1&1 Internet — This is primarily a large web host that is also a domain name registrar. Like all registrars, there are different charges for different domain suffixes. For example, at the time I last checked, you pay $0.99 for a ".com" on your first year, then $14.99 per year thereafter. The fee includes private domain registration, which means that your particulars are hidden from public view (done by registering the domain in the name of a proxy company). You also get a free email account and unlimited email forwarding, DNS management, a free SSL certificate for your domain, etc. Both credit card and PayPal payments are accepted by this registrar.
If you’re still with me then you might be wondering who came up with all of this. The answer is ICANN — the Internet Corporation for Assigned Names and Numbers. ICANN is a non-profit whose role is to coordinate all the names and numbers that keep the Internet online. They outsource a lot of the heavy domain name lifting to registries like Verisign, who pay ICANN for the privilege.

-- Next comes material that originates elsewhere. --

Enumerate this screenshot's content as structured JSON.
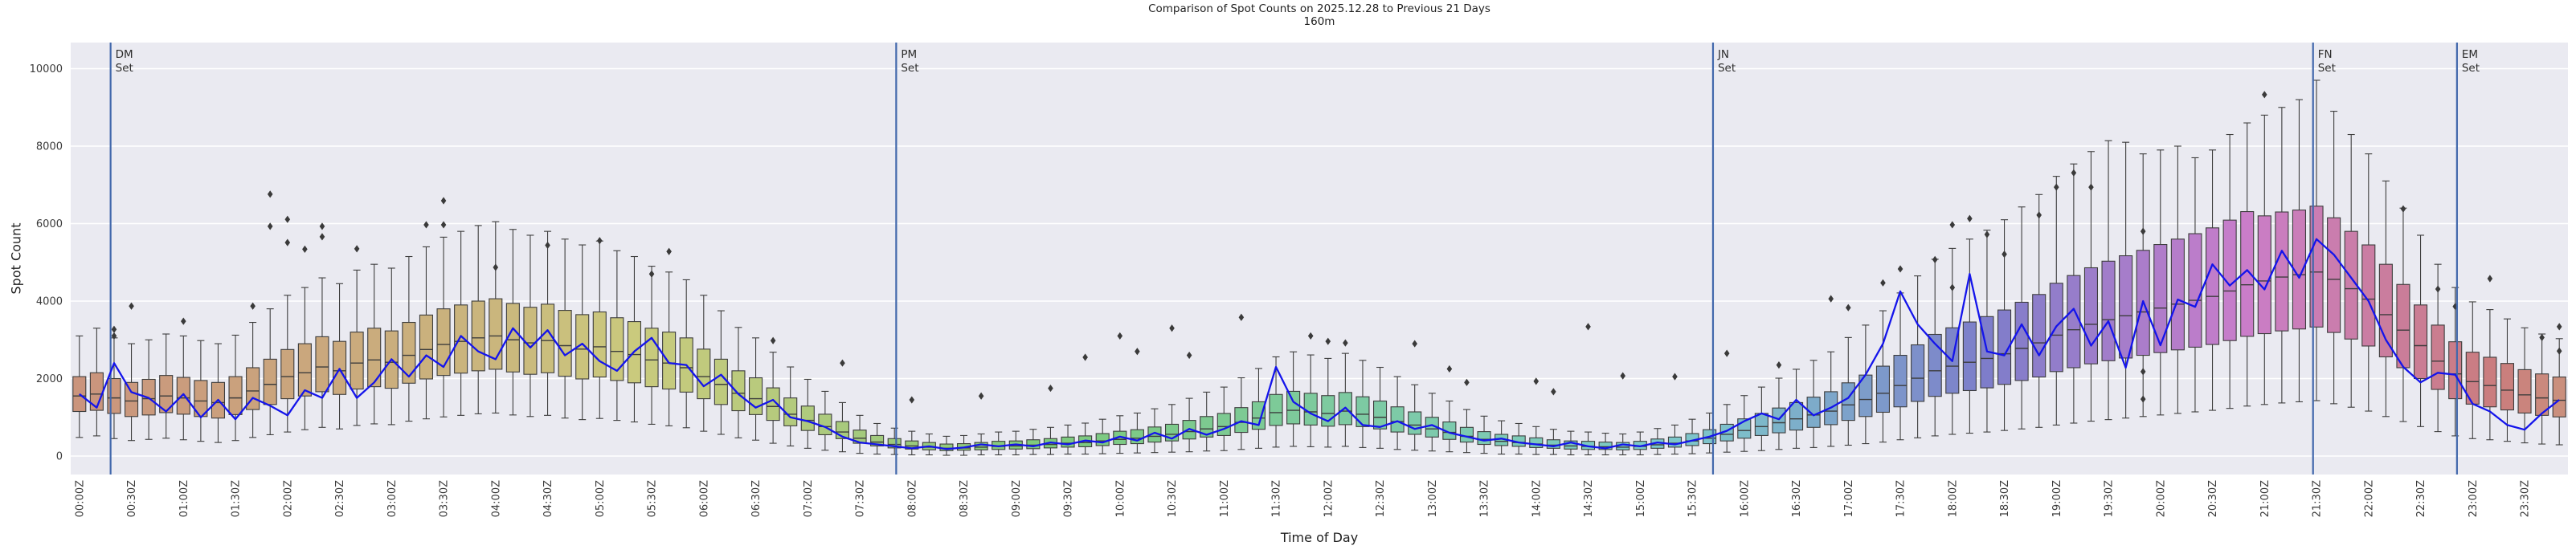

Here, we need to understand what a website accomplishes and how it boosts your prospects of an effective business. You get a fully cleared domain name from the registrar. They will issue a “universal resource locator,” which is the link you have directing you to your website. This makes your domain important and uniquely yours. What you get with a network domain is your dedicated spot/business/store on the internet.
HostGator is a company I used for many years with an old firm, and I've found them to be fairly reliable as a rock-solid grounding for a bandwidth-heavy site. Their control panel is also fairly powerful, allowing you to automatically control your fleet of names, as well as locking them down so that nobody can snipe them if you accidentally let a renewal lapse. Their prices are competitive but not the best, but I've found them to be immensely reliable in the past. Read our HostGator Review.
"We were in the naming process for the project and we were gravitating around the name assemble. Problem is, most major domains are taken for any variation of that name. But then we stumbled upon an article about new TLDs available for the year. We found .HAUS and immediately knew it was perfect. It was great to keep that assemble base name and then mash it up with that modern design oriented term like .HAUS. The response has been great! It’s always nice to have a unique name to help you stand out from the crowd.”
Many online shops have the number 24 in them, to signify 24 hours a day – you may also be able to integrate numbers into your domain in a meaningful way to make them unique. Be careful though, because many cultures attach a lot of significance to certain numbers. Make sure that your number doesn't represent bad luck or other negative things in the country you're operating in.
There are tons of great domain names available for registration and it can take as little as five minutes to register one at any domain name retailer. These online stores make it very easy for you to search for available domain names with name suggestion tools. They also offer complementary services, such as Web hosting and website design so you can register your desired domain name and set up a website all at once.
A fully qualified domain name (FQDN) is a domain name that is completely specified with all labels in the hierarchy of the DNS, having no parts omitted. Labels in the Domain Name System are case-insensitive, and may therefore be written in any desired capitalization method, but most commonly domain names are written in lowercase in technical contexts.